To cut costs, many retirees “skinny down to one car,” said Ballou, but cars still need to be maintained and eventually replaced. “Build a car loan as a monthly expense now into your retirement budget,” she suggested. “If you have sufficient savings to be able to pay all cash, that’s fine, but if not, saving incrementally is a great approach to help protect your retirement plan.”
7. Underlying Fees
“Investors need to be well aware what their investments are really costing them,” said Adam Vega, CFP and wealth manager at United Capital in Boca Raton, Fla. “Every percentage point that is paid in expenses is a percentage point that is taken from an investment’s return.”

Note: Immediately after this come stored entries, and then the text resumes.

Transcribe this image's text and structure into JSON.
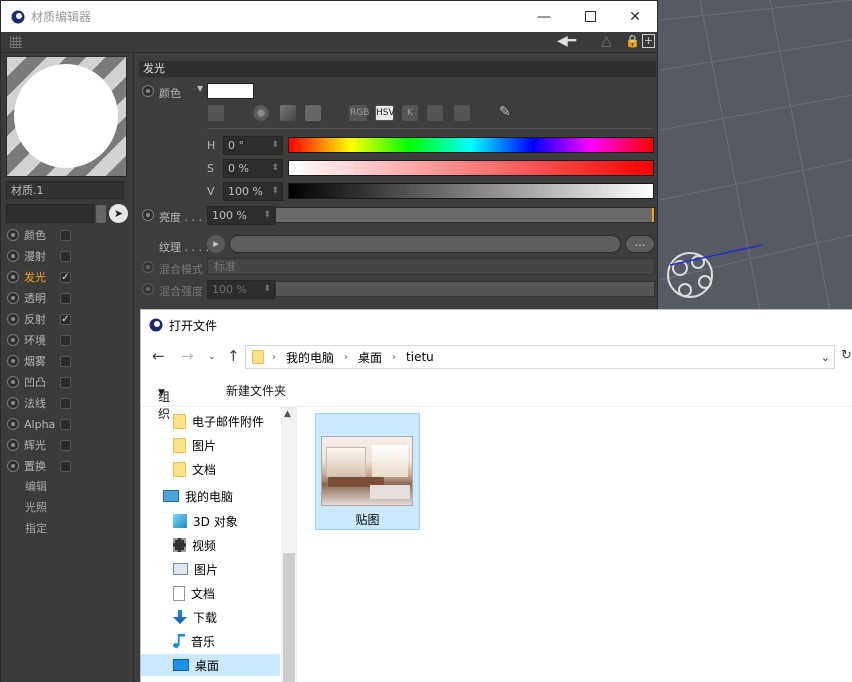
{
  "material_editor": {
    "title": "材质编辑器",
    "material_name": "材质.1",
    "section_title": "发光",
    "channels": [
      {
        "label": "颜色",
        "checked": false,
        "active": false
      },
      {
        "label": "漫射",
        "checked": false,
        "active": false
      },
      {
        "label": "发光",
        "checked": true,
        "active": true
      },
      {
        "label": "透明",
        "checked": false,
        "active": false
      },
      {
        "label": "反射",
        "checked": true,
        "active": false
      },
      {
        "label": "环境",
        "checked": false,
        "active": false
      },
      {
        "label": "烟雾",
        "checked": false,
        "active": false
      },
      {
        "label": "凹凸",
        "checked": false,
        "active": false
      },
      {
        "label": "法线",
        "checked": false,
        "active": false
      },
      {
        "label": "Alpha",
        "checked": false,
        "active": false
      },
      {
        "label": "辉光",
        "checked": false,
        "active": false
      },
      {
        "label": "置换",
        "checked": false,
        "active": false
      }
    ],
    "extra_items": [
      "编辑",
      "光照",
      "指定"
    ],
    "check_mark": "✓",
    "color_label": "颜色",
    "color_swatch": "#ffffff",
    "mode_buttons": [
      "RGB",
      "HSV",
      "K"
    ],
    "h_label": "H",
    "h_value": "0 °",
    "s_label": "S",
    "s_value": "0 %",
    "v_label": "V",
    "v_value": "100 %",
    "brightness_label": "亮度 . . . .",
    "brightness_value": "100 %",
    "texture_label": "纹理 . . . .",
    "texture_more": "...",
    "blend_mode_label": "混合模式",
    "blend_mode_value": "标准",
    "blend_strength_label": "混合强度",
    "blend_strength_value": "100 %",
    "accent_color": "#f3a31c"
  },
  "dialog": {
    "title": "打开文件",
    "breadcrumb": [
      "我的电脑",
      "桌面",
      "tietu"
    ],
    "organize": "组织",
    "new_folder": "新建文件夹",
    "nav_items": [
      {
        "label": "电子邮件附件",
        "icon": "folder-icon"
      },
      {
        "label": "图片",
        "icon": "folder-icon"
      },
      {
        "label": "文档",
        "icon": "folder-icon"
      },
      {
        "label": "我的电脑",
        "icon": "computer-icon"
      },
      {
        "label": "3D 对象",
        "icon": "cube-icon"
      },
      {
        "label": "视频",
        "icon": "film-icon"
      },
      {
        "label": "图片",
        "icon": "pictures-icon"
      },
      {
        "label": "文档",
        "icon": "document-icon"
      },
      {
        "label": "下载",
        "icon": "download-icon"
      },
      {
        "label": "音乐",
        "icon": "music-icon"
      },
      {
        "label": "桌面",
        "icon": "desktop-icon"
      }
    ],
    "selected_nav": "桌面",
    "file": {
      "name": "贴图"
    }
  }
}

When inflation and various fees are factored in, an investment account could need to generate a return of 6 percent or more, Vega pointed out. “Investors should ask their agents and advisors to itemize all the expenses they are paying — not only what is being paid to their advisor, but all of the expenses.” You can use the DRAFT app to do this yourself, for example. Then, he added, make sure those expenses are factored into your retirement plan projections and goals.
8. Improper Allocation
“Investors have a hard time determining the amount of risk they are taking on,” said Kaleb Robuck, associate advisor with Miller Financial Group in Red Oak, Ia. It becomes even more difficult to figure out how much risk is inherent within a portfolio when assets are combined between spouses and among different investment vehicles, he added.
“If an investor hasn’t adjusted allocation as they’ve reached retirement age and there is a sudden downturn in the market, a retirement plan can be adversely affected in a big way,” he said. “Investors can avoid this by looking at their entire financial picture and adjust according to their risk appetite and time frame.”
Robuck’s firm uses a tool called Riskalyze. “Many times, clients are shocked to see that they are more aggressive than they thought,” he said.